An aspect of English that troubles many learners is the correct use of the modal verbs, including must, may, can, should, ought to and might .

The difficulties are of two kinds. Firstly, there is the difficulty of learning which forms of the modal verbs are possible in the various tenses. And secondly, there is the more subtle difficulty of choosing the correct modal to express the meaning that you want to convey. Related to this is the difficulty of comprehending the meaning of the modal verbs you hear or read.

This second problem results from the fact that some of the modal verbs can be used both epistemically and deontically. These terms cover concepts such as likelihood, necessity, permission, obligation and ability.

As a quick example, She must be sick uses must epistemically to express the likelihood that she is sick. On the other hand, She must work late today uses must deontically to express obligation.


Following is a taster to some of the difficulties you will find on the modal verbs pages listed below.

The statement You might have told me, when read rather than heard, is ambiguous. Which two meanings does the sentence have, and how would the sentences be spoken so that the listener would have no difficulty understanding what you meant?

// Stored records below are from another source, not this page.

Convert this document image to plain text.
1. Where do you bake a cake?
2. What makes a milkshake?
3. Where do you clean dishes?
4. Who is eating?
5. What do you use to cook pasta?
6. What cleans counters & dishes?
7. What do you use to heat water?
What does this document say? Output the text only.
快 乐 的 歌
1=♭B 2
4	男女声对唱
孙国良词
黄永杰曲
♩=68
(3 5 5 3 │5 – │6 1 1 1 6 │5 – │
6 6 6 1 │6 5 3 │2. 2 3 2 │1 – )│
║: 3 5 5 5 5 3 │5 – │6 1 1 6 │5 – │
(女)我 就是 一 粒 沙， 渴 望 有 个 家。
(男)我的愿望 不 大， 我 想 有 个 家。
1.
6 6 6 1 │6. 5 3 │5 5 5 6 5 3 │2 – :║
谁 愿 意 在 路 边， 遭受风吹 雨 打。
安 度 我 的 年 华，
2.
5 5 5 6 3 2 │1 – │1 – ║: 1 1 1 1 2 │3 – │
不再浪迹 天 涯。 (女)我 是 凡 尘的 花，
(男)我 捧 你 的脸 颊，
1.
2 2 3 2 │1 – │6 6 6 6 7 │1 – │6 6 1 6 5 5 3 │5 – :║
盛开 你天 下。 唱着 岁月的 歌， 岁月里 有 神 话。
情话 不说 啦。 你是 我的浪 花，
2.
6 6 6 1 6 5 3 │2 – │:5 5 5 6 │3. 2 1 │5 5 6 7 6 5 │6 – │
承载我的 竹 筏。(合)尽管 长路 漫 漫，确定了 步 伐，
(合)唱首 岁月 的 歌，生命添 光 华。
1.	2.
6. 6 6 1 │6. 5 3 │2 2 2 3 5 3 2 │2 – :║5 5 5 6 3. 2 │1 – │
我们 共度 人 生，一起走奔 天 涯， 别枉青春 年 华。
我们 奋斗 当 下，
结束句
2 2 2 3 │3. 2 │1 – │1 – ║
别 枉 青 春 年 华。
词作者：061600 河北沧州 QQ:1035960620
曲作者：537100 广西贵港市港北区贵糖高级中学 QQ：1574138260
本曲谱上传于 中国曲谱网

You might have told me can mean either It is possible that you told me (but I don't remember). Or it can mean Why didn't you tell me? For example, You might have told me that she's divorced. I felt such a fool when I asked where her husband was!

With the first meaning, the word might is usually stressed and the rest of the sentence is spoken with falling pitch.

With the second meaning, each of the words in the statement receive equal stress and the pitch remains on the same level.

In fact, there is a way that the meaning could be determined from the written words alone. Of course, the context would usually be enough to know what the writer wants to say, but in addition to this, the sentence having the second meaning would probably end with an exclamation mark. You might have told me!